Even though the Lord requires no building or special place in the universe that He created, the Jewish people are commanded in this past week's reading of the Torah to donate special materials and talented labor to begin the construction of such a building, where the spirit of the Lord, so to speak, will reign. There have been many ideas advanced over the ages as to why such a building was ever necessary for a God that prohibits idolatry and is purely a spiritual entity. But this is not the subject of my few words for this past Sabbath.

It is rather the fact that wherever the Jews have found themselves, in every far-flung corner of this world, they have always constructed houses of worship and of learning upon which to base their communal life and societal survival. Most of these buildings – those that remain and have not been destroyed by time, changing demographics or wanton evil perpetrated by humans – are no longer serviceable as synagogues, for the Jewish communities that once populated them. So, these buildings have become at best museums and in many, if not most cases, buildings now used for purposes other than Jewish worship services.

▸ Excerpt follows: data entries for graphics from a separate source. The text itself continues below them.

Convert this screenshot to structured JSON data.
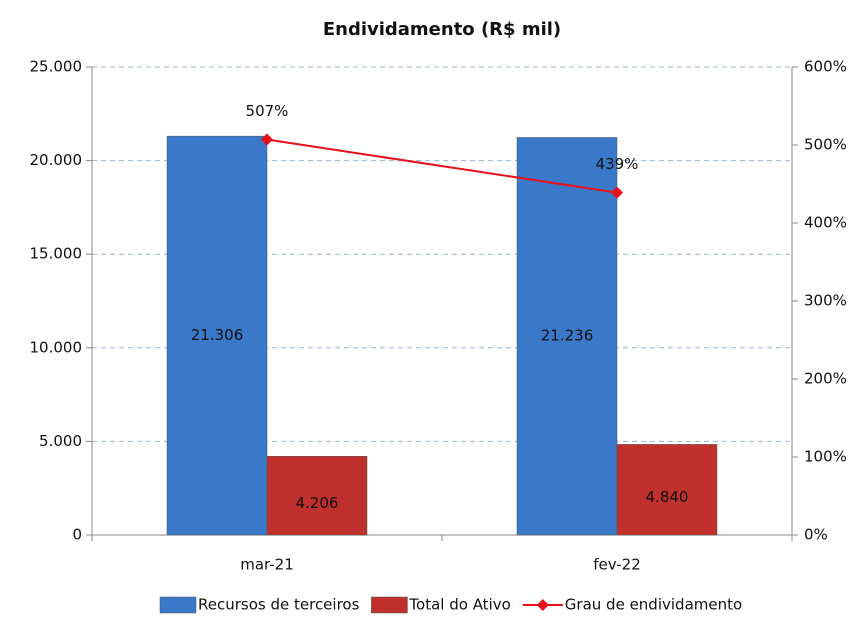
{
  "chart_data": {
    "type": "bar",
    "title": "Endividamento  (R$ mil)",
    "categories": [
      "mar-21",
      "fev-22"
    ],
    "series": [
      {
        "name": "Recursos de terceiros",
        "color": "#3a78c9",
        "values": [
          21306,
          21236
        ],
        "value_labels": [
          "21.306",
          "21.236"
        ]
      },
      {
        "name": "Total do Ativo",
        "color": "#c0302c",
        "values": [
          4206,
          4840
        ],
        "value_labels": [
          "4.206",
          "4.840"
        ]
      },
      {
        "name": "Grau de endividamento",
        "type": "line",
        "color": "#e8101a",
        "axis": "y2",
        "values": [
          507,
          439
        ],
        "value_labels": [
          "507%",
          "439%"
        ]
      }
    ],
    "ylim": [
      0,
      25000
    ],
    "yticks": [
      0,
      {
        "value": 5000,
        "label": "5.000"
      },
      {
        "value": 10000,
        "label": "10.000"
      },
      {
        "value": 15000,
        "label": "15.000"
      },
      {
        "value": 20000,
        "label": "20.000"
      },
      {
        "value": 25000,
        "label": "25.000"
      }
    ],
    "y2lim": [
      0,
      600
    ],
    "y2ticks": [
      {
        "value": 0,
        "label": "0%"
      },
      {
        "value": 100,
        "label": "100%"
      },
      {
        "value": 200,
        "label": "200%"
      },
      {
        "value": 300,
        "label": "300%"
      },
      {
        "value": 400,
        "label": "400%"
      },
      {
        "value": 500,
        "label": "500%"
      },
      {
        "value": 600,
        "label": "600%"
      }
    ],
    "grid": true,
    "legend": "bottom"
  }
}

Nevertheless, these buildings even if abandoned or not used for their original purpose, stand as mute testimony to the loyalty of the Jewish people and their perseverance in the face of terrible odds and hostile societies. Many of these buildings are now visited by Jewish tourists and some of them are even official national landmarks protected by the governments of those countries. But they all stand as testimony to the one-time presence of a vibrant Jewish community that was determined to continue to worship God in its own way and according to its millennia old tradition. The building became the representative of Jewish continuity and survival.

One of the great tragedies of current Jewish life is that so many Jews have abandoned the synagogue and its worship service. Statistics in the United States for instance show that the highest proportion of any religious group in that country that does not attend worship services regularly are the Jews. What has resulted is the disintegration of the Jewish community in that country.

Synagogues may be merely buildings constructed of bricks, cement, steel or wood. Buildings alone certainly do not guarantee any sort of Jewish future. Wherever these synagogue buildings existed, the Jewish community was able to bring forth generations and remain vital and productive.

It is as though the Torah in this past week's reading senses this truth and commands that such  buildings be built, from Jewish funds, talent and effort. The blueprint for a synagogue building is a very ancient one and it also details what a synagogue should look like and for what purpose it is to be built and attended. The synagogues and their buildings that exist throughout the world are the signposts of Jewish existence and the eternal witness to the spirituality of its people.